Today I’ll give you a basic overview of the tools I use to manage my investments. As I always say, I am not a financial planner nor an investments expert, nor do I consider myself even close to these things; I’m just a guy who has done a lot of research and done well with investing over the years. It could just be luck. So, as always, please speak to a qualified financial professional if you have any deep questions on this topic. I’m just telling you here what I do, not what you should do.
As always, my primary tool is spreadsheets. Google Sheets is perfectly fine, but I prefer Microsoft Excel. I use an old version (2007) because it’s more than enough to meet my needs. (I was actually using Word and Excel 2003 for many years before upgrading to 2007 just a few years ago because I started having trouble reading other people’s data.)
My Excel spreadsheets are double-encrypted, first with Excel’s password protection, then the fact that my entire hard drive on my laptop is encrypted (as well as my backups) as I explained here.
I have numerous spreadsheets that document every aspect of my financial life, too many to describe here. Today I’ll just give you the ones that overview my investments. If you want more details on what I do, you’ll have to come to one of my future seminars.
My first spreadsheet is my balance sheet, which lists summarized figures of every asset I have. (If I had any debts, which I don’t, they would be on there as well.) This sheet breaks out my savings numbers, my investment portfolio number (which is different than savings), and my various other assets like my real estate and businesses and such. With one exception I’ll explain in a minute, all of these numbers are accurate to the dollar, and are updated three to four times per month.
Numbers assigned to my business valuations are educated guesses that could be way off, so those are on a separate part of the sheet. Because of this, I actually have two net worth numbers, one “guaranteed” net worth figure; this is a literal sum of all my quantifiable assets, and a “guess” net worth that includes the value of my businesses, which again, is only a guess. My long-term financial goals reflect the fact there are two different figures as well.
Another spreadsheet is my speculation portfolio, which is represented just as a single number in my balance sheet spreadsheet. My portfolio sheet shows current balances of all of my speculative investments with information on each such as:
- Current value
- Value when purchased
- Weighted averages of total contributions
- ROI percentages for the current calendar year, past calendar year, and all-time total
All of these numbers are updated three to four times per month.
It then has various totals showing total portfolio value, total ROI on the portfolio (again for the current year and for all time), breakdown percentages of types of investments, breakdown percentages in terms of how much my portfolio represents as compared to my total savings and total net worth, and so on.
These two sheets are fantastic since I can quickly glance at just a few numbers and instantly get a very accurate picture of my overall financial health. I use them often, and they are the backbone of my finances (not my businesses, business is different than finance).
Investopedia.com is essentially Wikipedia for investors, but even better-written and structured.
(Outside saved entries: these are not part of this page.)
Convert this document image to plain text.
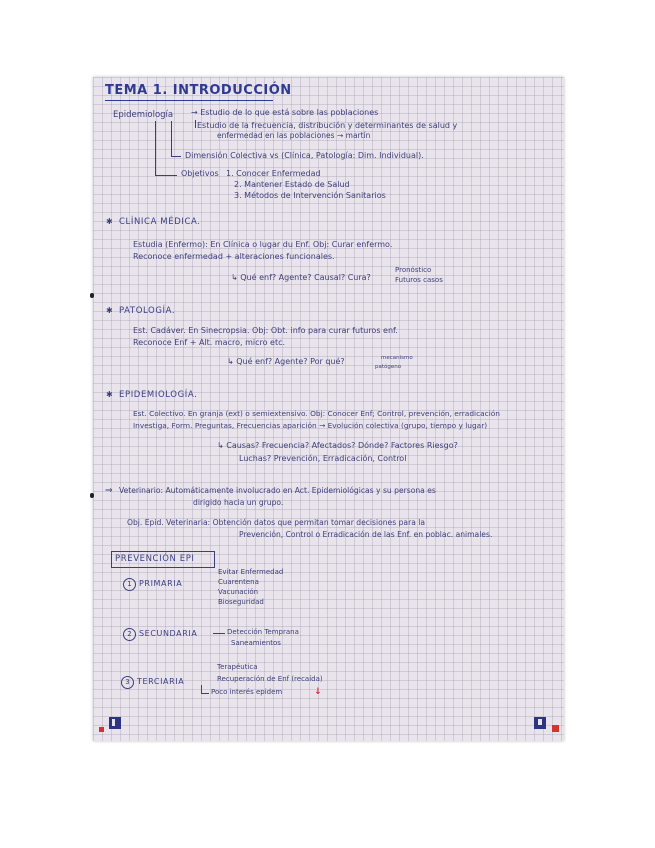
TEMA 1. INTRODUCCIÓN
Epidemiología → Estudio de lo que está sobre las poblaciones
Estudio de la frecuencia, distribución y determinantes de salud y
enfermedad en las poblaciones → martín
Dimensión Colectiva vs (Clínica, Patología: Dim. Individual).
Objetivos 1. Conocer Enfermedad
2. Mantener Estado de Salud
3. Métodos de Intervención Sanitarios
✱ CLÍNICA MÉDICA.
Estudia (Enfermo): En Clínica o lugar du Enf. Obj: Curar enfermo.
Reconoce enfermedad + alteraciones funcionales.
↳ Qué enf? Agente? Causal? Cura?
Pronóstico
Futuros casos
✱ PATOLOGÍA.
Est. Cadáver. En Sinecropsia. Obj: Obt. info para curar futuros enf.
Reconoce Enf + Alt. macro, micro etc.
↳ Qué enf? Agente? Por qué?	mecanismo
patógeno
✱ EPIDEMIOLOGÍA.
Est. Colectivo. En granja (ext) o semiextensivo. Obj: Conocer Enf; Control, prevención, erradicación
Investiga, Form. Preguntas, Frecuencias aparición → Evolución colectiva (grupo, tiempo y lugar)
↳ Causas? Frecuencia? Afectados? Dónde? Factores Riesgo?
Luchas? Prevención, Erradicación, Control
⇒ Veterinario: Automáticamente involucrado en Act. Epidemiológicas y su persona es
dirigido hacia un grupo.
Obj. Epid. Veterinaria: Obtención datos que permitan tomar decisiones para la
Prevención, Control o Erradicación de las Enf. en poblac. animales.
PREVENCIÓN EPI
1 PRIMARIA
Evitar Enfermedad
Cuarentena
Vacunación
Bioseguridad
2 SECUNDARIA	Detección Temprana
Saneamientos
3 TERCIARIA
Terapéutica
Recuperación de Enf (recaída)
Poco interés epidem	↓
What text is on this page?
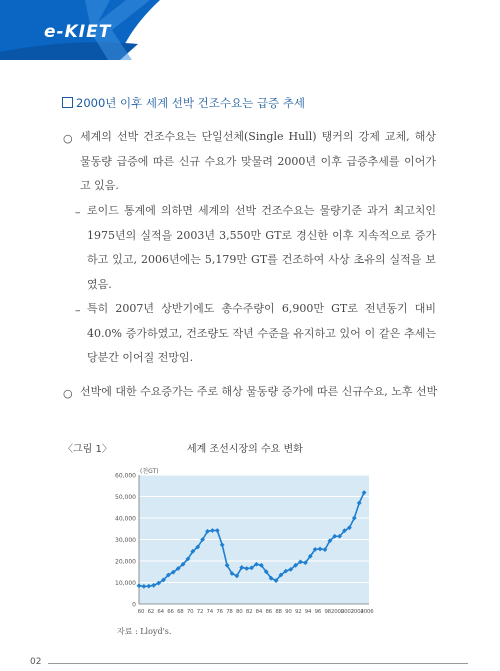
e-KIET
2000년 이후 세계 선박 건조수요는 급증 추세
○ 세계의 선박 건조수요는 단일선체(Single Hull) 탱커의 강제 교체, 해상 물동량 급증에 따른 신규 수요가 맞물려 2000년 이후 급증추세를 이어가고 있음.
– 로이드 통계에 의하면 세계의 선박 건조수요는 물량기준 과거 최고치인 1975년의 실적을 2003년 3,550만 GT로 경신한 이후 지속적으로 증가하고 있고, 2006년에는 5,179만 GT를 건조하여 사상 초유의 실적을 보였음.
– 특히 2007년 상반기에도 총수주량이 6,900만 GT로 전년동기 대비 40.0% 증가하였고, 건조량도 작년 수준을 유지하고 있어 이 같은 추세는 당분간 이어질 전망임.
○ 선박에 대한 수요증가는 주로 해상 물동량 증가에 따른 신규수요, 노후 선박
〈그림 1〉	세계 조선시장의 수요 변화
0
10,000
20,000
30,000
40,000
50,000
60,000
(천GT)
60 62 64 66 68 70 72 74 76 78 80 82 84 86 88 90 92 94 96 98 2000
2002
2004
2006
자료 : Lloyd's.
02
Any time I come across a term I don’t understand, or a complex calculation I need to make, Investopedia always has the answers, written in clear-cut English. Hugely valuable. I have never not found what I needed at Investopedia.
3. My Brokerage Firms
I can’t tell you which firms I use, but you will need to use a brokerage firm to purchase at least some of your investments. Obviously you don’t need a firm to own silver bars or bitcoin, but for things like ETF’s, stocks, and money market accounts, you’ll need to go through a brokerage firm. Any firm that is big and has a long track record is fine, and I have no specific recommendations beyond that. Guys with more extensive investments should probably use two or three firms to spread out risk.
If you’re an American, examples of investment firms would be Charles Schwab, E-Trade, Fidelity, Merrill Edge, Ameritrade, and many others. If you’re outside of the US, just do a Google search.
Once you have your account set up at your firm, you’ll have access to their website where it will list all of your investments in ways very similar to my spreadsheets. Plus, they will always have the current stock prices up-to-date in real time. Many guys just use their brokerage’s website to manage their investments instead of making spreadsheets like I do, but I prefer my spreadsheets since I want things organized and totaled exactly the way I like.
You can search a stock ticker symbol for any stock, ETF, money market account, or whatever on Google, and it will instantly bring up the current real time price plus all the relevant historical charts. I have a group of tabs as favorites in my browser (I use Firefox since it’s most conducive for online privacy) set up where I can pull up the current prices of all the relevant assets I own with one click, and without having to log into a brokerage or use Yahoo Finance (which is what I used to use). Very nice.
That’s about it! You’ll notice I don’t use any financial management software or systems (like Morningstar, etc). Part of my personal Code is to always keep things as simple as possible. A spreadsheet or two and a few websites are all you need.